Intervention and assessment tools target overlooked area of literacy development
If you’ve ever struggled to understand an academic article or a piece of literary prose, you’ve struggled with language comprehension. You can read the words on the page but struggle to understand their meaning.
Understanding words alone is just one piece of the puzzle, according to Trina Spencer, director of Juniper Gardens Children’s Project, located in Kansas City, Kan., which is part of the KU Life Span Institute.
“Everyone's thinking, ‘Word recognition. We’ve got to teach the kids to read the words on the page,’” Spencer said. “The problem is that that's not the actual foundation of reading."

Before children learn to read, they must learn how to speak, how to listen, and to understand language. “These are basically very intertwined and difficult to just separate out because language is needed for all of it,” Spencer said. “Spoken language is the foundation of literacy and all learning.”
Literacy interventions tend to focus on word recognition challenges, such as dyslexia. However, language comprehension and word recognition are both important to reading comprehension, according to the Simple View of Reading model, which was first described by psychologists Philip Gough and William Tunmer in 1986 and modified by Gough and Wesley Hoover in 1990.
Depending on which study is referenced, Spencer said about half of children with dyslexia also have a language disorder, and about half of children with a language disorder also have dyslexia. Children with literacy challenges related to language comprehension can be overlooked by screening that only looks at word recognition problems.
"If you only measure one of them,” Spencer said, “you're not going to cover all of the things that children need.”
This includes 1 out of 31 children who are estimated to have autism and tend to score higher in word reading ability but lower in reading comprehension, as described by Meghan Davidson, director of the KU Comprehension and Language Learning Lab.
To address this challenge, Spencer and colleague Doug Petersen co-founded Language Dynamics Group, which disseminates their assessment and intervention tools for children, preschool through eighth grade. Their assessment tools are unique in that both word recognition and language comprehension are adequately addressed, and their instructional program—Story Champs—fills the gaps in reading instruction by helping teachers explicitly and systematically promote language comprehension alongside word recognition.

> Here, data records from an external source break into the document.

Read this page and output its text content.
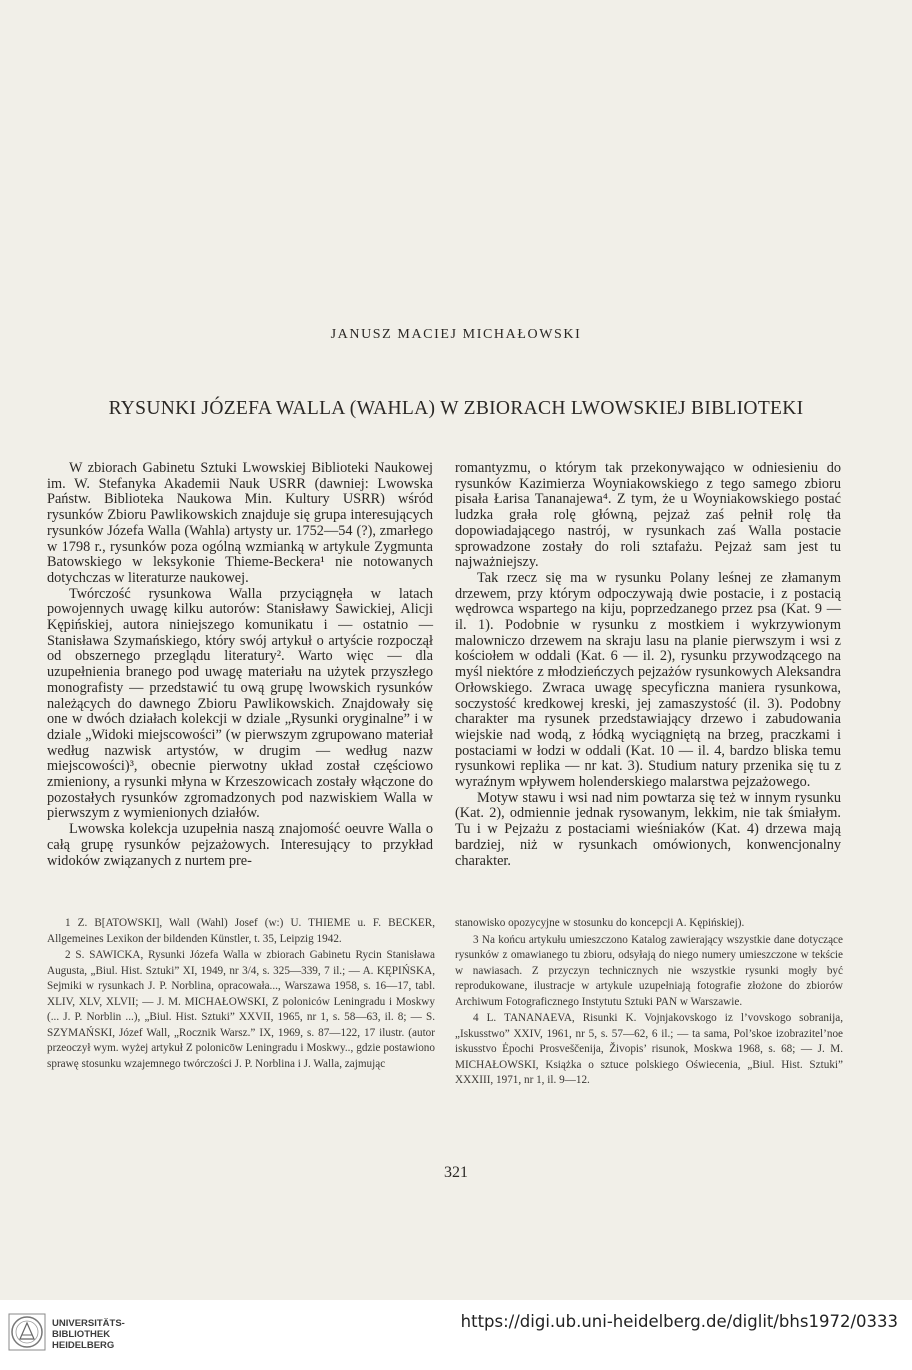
JANUSZ MACIEJ MICHAŁOWSKI
RYSUNKI JÓZEFA WALLA (WAHLA) W ZBIORACH LWOWSKIEJ BIBLIOTEKI

W zbiorach Gabinetu Sztuki Lwowskiej Biblioteki Naukowej im. W. Stefanyka Akademii Nauk USRR (dawniej: Lwowska Państw. Biblioteka Naukowa Min. Kultury USRR) wśród rysunków Zbioru Pawlikowskich znajduje się grupa interesujących rysunków Józefa Walla (Wahla) artysty ur. 1752—54 (?), zmarłego w 1798 r., rysunków poza ogólną wzmianką w artykule Zygmunta Batowskiego w leksykonie Thieme-Beckera¹ nie notowanych dotychczas w literaturze naukowej.

Twórczość rysunkowa Walla przyciągnęła w latach powojennych uwagę kilku autorów: Stanisławy Sawickiej, Alicji Kępińskiej, autora niniejszego komunikatu i — ostatnio — Stanisława Szymańskiego, który swój artykuł o artyście rozpoczął od obszernego przeglądu literatury². Warto więc — dla uzupełnienia branego pod uwagę materiału na użytek przyszłego monografisty — przedstawić tu ową grupę lwowskich rysunków należących do dawnego Zbioru Pawlikowskich. Znajdowały się one w dwóch działach kolekcji w dziale „Rysunki oryginalne” i w dziale „Widoki miejscowości” (w pierwszym zgrupowano materiał według nazwisk artystów, w drugim — według nazw miejscowości)³, obecnie pierwotny układ został częściowo zmieniony, a rysunki młyna w Krzeszowicach zostały włączone do pozostałych rysunków zgromadzonych pod nazwiskiem Walla w pierwszym z wymienionych działów.

Lwowska kolekcja uzupełnia naszą znajomość oeuvre Walla o całą grupę rysunków pejzażowych. Interesujący to przykład widoków związanych z nurtem pre-

romantyzmu, o którym tak przekonywająco w odniesieniu do rysunków Kazimierza Woyniakowskiego z tego samego zbioru pisała Łarisa Tananajewa⁴. Z tym, że u Woyniakowskiego postać ludzka grała rolę główną, pejzaż zaś pełnił rolę tła dopowiadającego nastrój, w rysunkach zaś Walla postacie sprowadzone zostały do roli sztafażu. Pejzaż sam jest tu najważniejszy.

Tak rzecz się ma w rysunku Polany leśnej ze złamanym drzewem, przy którym odpoczywają dwie postacie, i z postacią wędrowca wspartego na kiju, poprzedzanego przez psa (Kat. 9 — il. 1). Podobnie w rysunku z mostkiem i wykrzywionym malowniczo drzewem na skraju lasu na planie pierwszym i wsi z kościołem w oddali (Kat. 6 — il. 2), rysunku przywodzącego na myśl niektóre z młodzieńczych pejzażów rysunkowych Aleksandra Orłowskiego. Zwraca uwagę specyficzna maniera rysunkowa, soczystość kredkowej kreski, jej zamaszystość (il. 3). Podobny charakter ma rysunek przedstawiający drzewo i zabudowania wiejskie nad wodą, z łódką wyciągniętą na brzeg, praczkami i postaciami w łodzi w oddali (Kat. 10 — il. 4, bardzo bliska temu rysunkowi replika — nr kat. 3). Studium natury przenika się tu z wyraźnym wpływem holenderskiego malarstwa pejzażowego.

Motyw stawu i wsi nad nim powtarza się też w innym rysunku (Kat. 2), odmiennie jednak rysowanym, lekkim, nie tak śmiałym. Tu i w Pejzażu z postaciami wieśniaków (Kat. 4) drzewa mają bardziej, niż w rysunkach omówionych, konwencjonalny charakter.

1 Z. B[ATOWSKI], Wall (Wahl) Josef (w:) U. THIEME u. F. BECKER, Allgemeines Lexikon der bildenden Künstler, t. 35, Leipzig 1942.

2 S. SAWICKA, Rysunki Józefa Walla w zbiorach Gabinetu Rycin Stanisława Augusta, „Biul. Hist. Sztuki” XI, 1949, nr 3/4, s. 325—339, 7 il.; — A. KĘPIŃSKA, Sejmiki w rysunkach J. P. Norblina, opracowała..., Warszawa 1958, s. 16—17, tabl. XLIV, XLV, XLVII; — J. M. MICHAŁOWSKI, Z poloniców Leningradu i Moskwy (... J. P. Norblin ...), „Biul. Hist. Sztuki” XXVII, 1965, nr 1, s. 58—63, il. 8; — S. SZYMAŃSKI, Józef Wall, „Rocznik Warsz.” IX, 1969, s. 87—122, 17 ilustr. (autor przeoczył wym. wyżej artykuł Z polonicōw Leningradu i Moskwy.., gdzie postawiono sprawę stosunku wzajemnego twórczości J. P. Norblina i J. Walla, zajmując

stanowisko opozycyjne w stosunku do koncepcji A. Kępińskiej).

3 Na końcu artykułu umieszczono Katalog zawierający wszystkie dane dotyczące rysunków z omawianego tu zbioru, odsyłają do niego numery umieszczone w tekście w nawiasach. Z przyczyn technicznych nie wszystkie rysunki mogły być reprodukowane, ilustracje w artykule uzupełniają fotografie złożone do zbiorów Archiwum Fotograficznego Instytutu Sztuki PAN w Warszawie.

4 L. TANANAEVA, Risunki K. Vojnjakovskogo iz l’vovskogo sobranija, „Iskusstwo” XXIV, 1961, nr 5, s. 57—62, 6 il.; — ta sama, Pol’skoe izobrazitel’noe iskusstvo Ėpochi Prosveščenija, Živopis’ risunok, Moskwa 1968, s. 68; — J. M. MICHAŁOWSKI, Książka o sztuce polskiego Oświecenia, „Biul. Hist. Sztuki” XXXIII, 1971, nr 1, il. 9—12.

321
UNIVERSITÄTS-
BIBLIOTHEK
HEIDELBERG
https://digi.ub.uni-heidelberg.de/diglit/bhs1972/0333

Spencer cites research that their newest assessment instrument—DYMOND—helps educators diagnose both dyslexia and developmental language disorder in about 20 minutes, saving valuable educator time.
“In a dynamic assessment, you acknowledge that everybody coming to your assessment has a different learning history,” Spencer explained.
A dynamic assessment reveals the child’s ability to learn, measuring the difference in knowledge before and after teaching occurs. This results in a score that is unrelated to their learning history.
“The proper way to test whether somebody has a learning disability is to measure their learning, not their performance on a test,” Spencer added.
Language Dynamics Group disseminates the only integrated set of tools that ensure foundational language skills are not neglected:
- PEARL, an early literacy screener that can quickly and accurately identify risk for future language and decoding learning difficulties of young children, including those who are culturally and linguistically diverse, before literacy instruction begins in kindergarten.
- DYMOND, the first ever norm-referenced dynamic assessment of language and decoding learning disabilities of students in grades K-8 with sensitivity and specificity above 90%.
- CUBED-3, a suite of benchmark and progress monitoring tools, assessing language comprehension and word recognition of students in PreK-Grade 8 and informing intervention and instructional decisions related to word recognition and language comprehension.
- Story Champs, a multitiered language instructional system that helps educators deliver complex oral and written language instruction, and is available in English, Spanish, and for alternative and augmented communication.

Spencer said there are existing tools to improve decoding skills, but they created Story Champs to address the intervention gap for language comprehension.
The benefits of the intervention have been documented with preschoolers and school-age students in several states with typically developing students, students who are at risk, and students with disabilities. Outcomes have included improved story retelling, personal story generation, fictional story generation, story comprehension, acquisition of targeted vocabulary, inferential word learning, story writing, information retelling, and reading comprehension.
In addition, Spencer points to the experiences of educators and clinicians who use Story Champs. “They’re always excited to tell me how it has changed their practice and the lives of the children they serve,” she said.
“Often, I hear they go from being frustrated because they didn’t know how to help their students to feeling confident and empowered,” she said. “And children go from struggling to comprehending to helping their friends out.”